Hati-hatilah memasang foto wajah di baliho dan spanduk. Selera publik
telah berubah. Kota yang terlalu banyak iklan bukan lagi dianggap
hiasan, melainkan, maaf, sampah. Maka sayangilah wajah, jika potret
wajah harus termasuk dalam daftar sampah. Sungguh, merayu pubik cuma
dengan potret wajah tak lagi soal mudah. Maka nasihat saya, pasanglah
foto Anda dengan sedikit rasa bersalah. Jangan terlalu percaya diri
karena jangan-jangan buahnya malah umpatan dalam hati.
Tak ada sinisme tanpa asal-usul. Sudah lama sebenarnya, publik
memendam derita kepada slogan. Karena hanya di dalam slogan mudah
dijumpai seluruh kebaikan. Sementara kebaikan sulit dicari di dalam
kenyataan, ia malah terpampang dengan mencolok di slogan-slogan.
Sementara ketulusan sulit ditemui dalam kenyataan, ia malah begitu mudah
dijumpai di iklan-iklan. Wajah tersenyum amat mudah ditemui dalam
foto-foto, tetapi tidak di jalan-jalan dan di sebagian (besar) lembaga
dan institusi. Sementara ada kesulitan menemukan nilai di dalam
kenyataan, nilai begitu jelas dipasang sebagai hiasan. Inilah asal-usul
sinisme itu. Jika ini diteruskan, sinisme itu akan berubah menjadi
kemuakan, yang muak akan menjadi kebencian dan yang benci akan menjadi
kemarahan.
Negara harus sukses mencegah sinisme itu untuk tidak berkembang
menjadi kemuakan dan seterusnya. Satu-satunya jalan ialah
memperjuangkan sekuat mungkin azas kepantasan. Jika banyak foto yang
mengaku orang baik terpajang, di kenyataan benar-benar harus mudah
ditemui kebaikan. Jika banyak sekali spanduk bertuliskan kemuliaan,
publik harus mudah menemukan di dalam kenyataan. Ini baru pantas dan
sepadan. Karena jika seorang pribadi benar-benar dirindukan, hanya
dengan melihat gambarnya saja, sudah mendatangkan ketenteraman.

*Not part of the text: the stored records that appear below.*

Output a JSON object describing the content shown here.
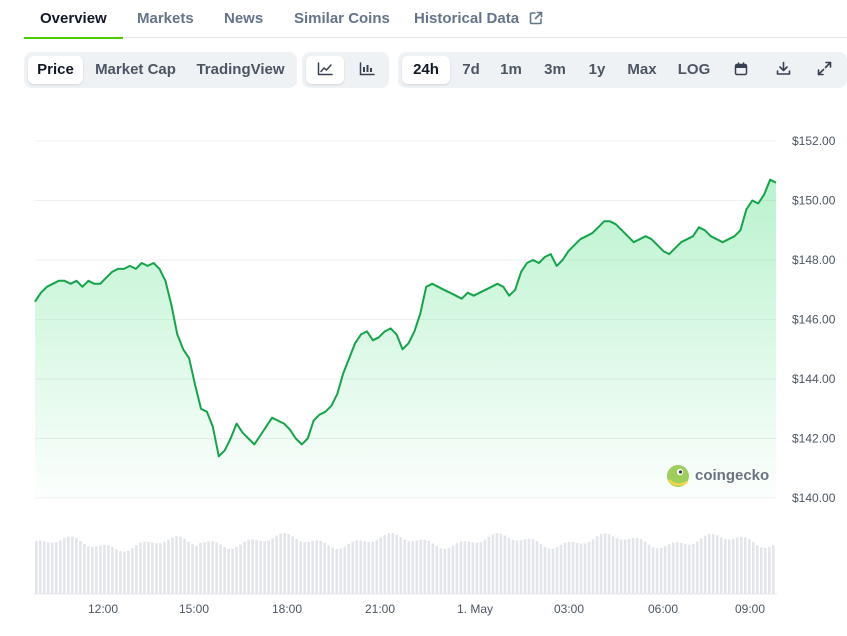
{
  "tabs": [
    {
      "label": "Overview",
      "active": true
    },
    {
      "label": "Markets",
      "active": false
    },
    {
      "label": "News",
      "active": false
    },
    {
      "label": "Similar Coins",
      "active": false
    },
    {
      "label": "Historical Data",
      "active": false,
      "icon": "external-link-icon"
    }
  ],
  "view_toggle": [
    {
      "label": "Price",
      "active": true
    },
    {
      "label": "Market Cap",
      "active": false
    },
    {
      "label": "TradingView",
      "active": false
    }
  ],
  "chart_type_toggle": [
    {
      "icon": "line-chart-icon",
      "active": true
    },
    {
      "icon": "candlestick-chart-icon",
      "active": false
    }
  ],
  "range_toggle": [
    {
      "label": "24h",
      "active": true
    },
    {
      "label": "7d",
      "active": false
    },
    {
      "label": "1m",
      "active": false
    },
    {
      "label": "3m",
      "active": false
    },
    {
      "label": "1y",
      "active": false
    },
    {
      "label": "Max",
      "active": false
    },
    {
      "label": "LOG",
      "active": false
    }
  ],
  "tool_icons": [
    "calendar-icon",
    "download-icon",
    "fullscreen-icon"
  ],
  "watermark": "coingecko",
  "colors": {
    "line": "#16a34a",
    "accent": "#4bcc00"
  },
  "chart_data": {
    "type": "area",
    "x_ticks": [
      "12:00",
      "15:00",
      "18:00",
      "21:00",
      "1. May",
      "03:00",
      "06:00",
      "09:00"
    ],
    "y_ticks": [
      "$152.00",
      "$150.00",
      "$148.00",
      "$146.00",
      "$144.00",
      "$142.00",
      "$140.00"
    ],
    "ylim": [
      140,
      152
    ],
    "y_axis": "right",
    "grid": true,
    "price_series": [
      146.6,
      146.9,
      147.1,
      147.2,
      147.3,
      147.3,
      147.2,
      147.3,
      147.1,
      147.3,
      147.2,
      147.2,
      147.4,
      147.6,
      147.7,
      147.7,
      147.8,
      147.7,
      147.9,
      147.8,
      147.9,
      147.7,
      147.3,
      146.5,
      145.5,
      145.0,
      144.7,
      143.8,
      143.0,
      142.9,
      142.4,
      141.4,
      141.6,
      142.0,
      142.5,
      142.2,
      142.0,
      141.8,
      142.1,
      142.4,
      142.7,
      142.6,
      142.5,
      142.3,
      142.0,
      141.8,
      142.0,
      142.6,
      142.8,
      142.9,
      143.1,
      143.5,
      144.2,
      144.7,
      145.2,
      145.5,
      145.6,
      145.3,
      145.4,
      145.6,
      145.7,
      145.5,
      145.0,
      145.2,
      145.6,
      146.2,
      147.1,
      147.2,
      147.1,
      147.0,
      146.9,
      146.8,
      146.7,
      146.9,
      146.8,
      146.9,
      147.0,
      147.1,
      147.2,
      147.1,
      146.8,
      147.0,
      147.6,
      147.9,
      148.0,
      147.9,
      148.1,
      148.2,
      147.8,
      148.0,
      148.3,
      148.5,
      148.7,
      148.8,
      148.9,
      149.1,
      149.3,
      149.3,
      149.2,
      149.0,
      148.8,
      148.6,
      148.7,
      148.8,
      148.7,
      148.5,
      148.3,
      148.2,
      148.4,
      148.6,
      148.7,
      148.8,
      149.1,
      149.0,
      148.8,
      148.7,
      148.6,
      148.7,
      148.8,
      149.0,
      149.7,
      150.0,
      149.9,
      150.2,
      150.7,
      150.6
    ],
    "volume_series": "unlabeled volume bars, roughly uniform"
  }
}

Jadi ini bukan soal foto. Beberapa pengajar cara hidup sukses, malah
menganjurkan agar seseorang rajin memasang foto, gambar, tulisan dari
pihak yang diidolakan. Barang-barang itu akan menjadi keramat dalam
hati. Ia akan membimbing, menyediakan peta dan orientasi, karena gambar
itu, tulisan itu, foto itu, berasal dari para pribadi unggul dan layak
diteladani. Maka tidak ada yang salah dari foto-foto dan
slogan-slogan. Jika ia datang dari pribadi tinggi, semakin besar
gambarnya, semakin ia akan ditatap dengan hati. Tetapi rumus ini juga
berlaku sealiknya. Maka jika seseorang ada di wilayah sebaliknya, jangan
bermain api dengan simbol-simbol ini. Sungguh, ada foto yang ditatap
dengan doa dan harapan, ada juga foto yang ditatap dengan muak dan
umpatan. Maka, penting sekali sadar ukuran.